KentuckyFC writes: Superconductors allow current to flow with zero resistance when cooled below some critical temperature. They are the crucial ingredients in everything from high-power magnets and MRI machines to highly sensitive magnetometers and magnetic levitation devices. But one big problem is that superconductors work only at very low temperatures — the highest is around 150 kelvin (-120 degrees centigrade). So scientists would dearly love to find ways of raising this critical temperature. Now a group of physicists say they've found a promising approach: to build metamaterial superconductors that steer electrons in the same way as other metamaterials steer light to create invisibility cloaks. The inspiration for the work comes from the observation that some high temperature superconductors consist of repeated layers of conducting and dielectric structures. So the team mixed tin — a superconductor at 3.7 kelvin — with the dielectric barium titanate and found that it raised the critical temperature by 0.15 kelvin. That's the first demonstration that superconductors can be thought of as metamaterials. With this proof of principle under their belts, the next step is to look for bigger gains at higher temperatures.

4 of 39 comments (clear)

  1. 0.15 degree from a 3.7 kelvin... that's "cool" by JcMorin · · Score: 5, Insightful

    I feel it's soo far away to be somehow useful I'm not that excited.
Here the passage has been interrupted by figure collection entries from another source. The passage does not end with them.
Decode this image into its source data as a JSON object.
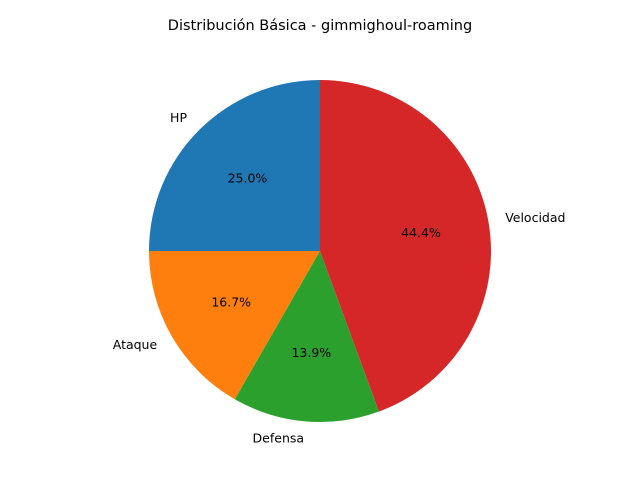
{
  "chart_data": {
    "type": "pie",
    "title": "Distribución Básica - gimmighoul-roaming",
    "labels": [
      "HP",
      "Ataque",
      "Defensa",
      "Velocidad"
    ],
    "values": [
      25.0,
      16.7,
      13.9,
      44.4
    ],
    "percent_labels": [
      "25.0%",
      "16.7%",
      "13.9%",
      "44.4%"
    ],
    "colors": [
      "#1f77b4",
      "#ff7f0e",
      "#2ca02c",
      "#d62728"
    ],
    "start_angle_deg": 90,
    "direction": "counterclockwise"
  }
}
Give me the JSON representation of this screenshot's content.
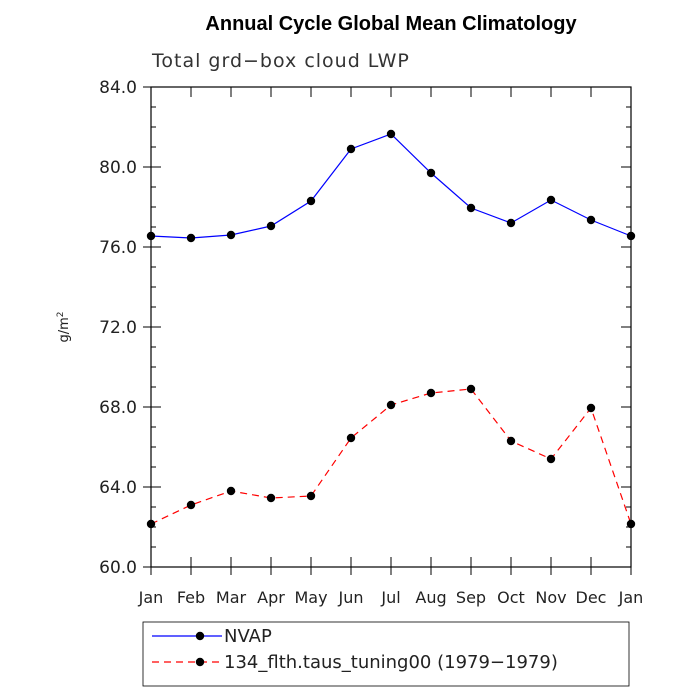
{
  "chart_data": {
    "type": "line",
    "title": "Annual Cycle Global Mean Climatology",
    "subtitle": "Total grd−box cloud LWP",
    "ylabel": "g/m",
    "ylabel_sup": "2",
    "xlabel": "",
    "categories": [
      "Jan",
      "Feb",
      "Mar",
      "Apr",
      "May",
      "Jun",
      "Jul",
      "Aug",
      "Sep",
      "Oct",
      "Nov",
      "Dec",
      "Jan"
    ],
    "ylim": [
      60.0,
      84.0
    ],
    "yticks": [
      "60.0",
      "64.0",
      "68.0",
      "72.0",
      "76.0",
      "80.0",
      "84.0"
    ],
    "series": [
      {
        "name": "NVAP",
        "color": "#0000ff",
        "dash": "solid",
        "values": [
          76.55,
          76.45,
          76.6,
          77.05,
          78.3,
          80.9,
          81.65,
          79.7,
          77.95,
          77.2,
          78.35,
          77.35,
          76.55
        ]
      },
      {
        "name": "134_flth.taus_tuning00 (1979−1979)",
        "color": "#ff0000",
        "dash": "dashed",
        "values": [
          62.15,
          63.1,
          63.8,
          63.45,
          63.55,
          66.45,
          68.1,
          68.7,
          68.9,
          66.3,
          65.4,
          67.95,
          62.15
        ]
      }
    ],
    "legend_position": "bottom",
    "grid": false
  }
}
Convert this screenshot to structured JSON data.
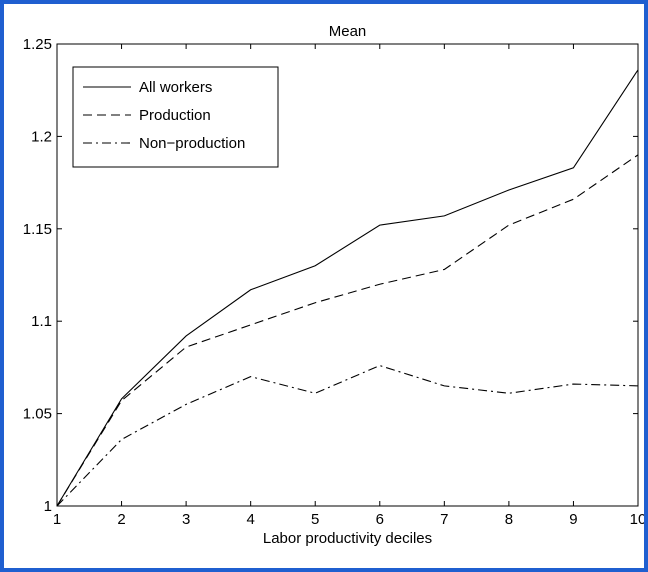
{
  "chart_data": {
    "type": "line",
    "title": "Mean",
    "xlabel": "Labor productivity deciles",
    "ylabel": "",
    "x": [
      1,
      2,
      3,
      4,
      5,
      6,
      7,
      8,
      9,
      10
    ],
    "xlim": [
      1,
      10
    ],
    "ylim": [
      1,
      1.25
    ],
    "x_ticks": [
      "1",
      "2",
      "3",
      "4",
      "5",
      "6",
      "7",
      "8",
      "9",
      "10"
    ],
    "y_ticks": [
      "1",
      "1.05",
      "1.1",
      "1.15",
      "1.2",
      "1.25"
    ],
    "y_tick_values": [
      1,
      1.05,
      1.1,
      1.15,
      1.2,
      1.25
    ],
    "grid": false,
    "legend_position": "top-left",
    "series": [
      {
        "name": "All workers",
        "style": "solid",
        "values": [
          1.0,
          1.058,
          1.092,
          1.117,
          1.13,
          1.152,
          1.157,
          1.171,
          1.183,
          1.236
        ]
      },
      {
        "name": "Production",
        "style": "dashed",
        "values": [
          1.0,
          1.057,
          1.086,
          1.098,
          1.11,
          1.12,
          1.128,
          1.152,
          1.166,
          1.19
        ]
      },
      {
        "name": "Non−production",
        "style": "dashdot",
        "values": [
          1.0,
          1.036,
          1.055,
          1.07,
          1.061,
          1.076,
          1.065,
          1.061,
          1.066,
          1.065
        ]
      }
    ],
    "colors": {
      "line": "#000000",
      "frame_border": "#1f5fd0"
    }
  }
}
  2. I'm not terribly impressed. by mark-t · · Score: 2, Insightful

    So they raised the critical temperature of a substance 3/20ths of a degree K above what it is otherwise, and the substance wasn't even among the category of what are considered high temperature supercondutors currently. Color me incredibly excited about this when they can raise the critical temperature of a superconductor to something like the freezing point of water... or even dry ice for that matter.

  3. Re:150 kelvin = -189.67 F by GNious · · Score: 4, Insightful

    C'mon, it is the year 2014 already - no-one uses Fahrenheit any longer.

  4. Re:150 kelvin = -189.67 F by Anonymous Coward · · Score: 1, Insightful

    Because they are pig headed. Kids are taught metric system in school, but encouraged to use British Imperial - which, coming from the US, is kind of ironic.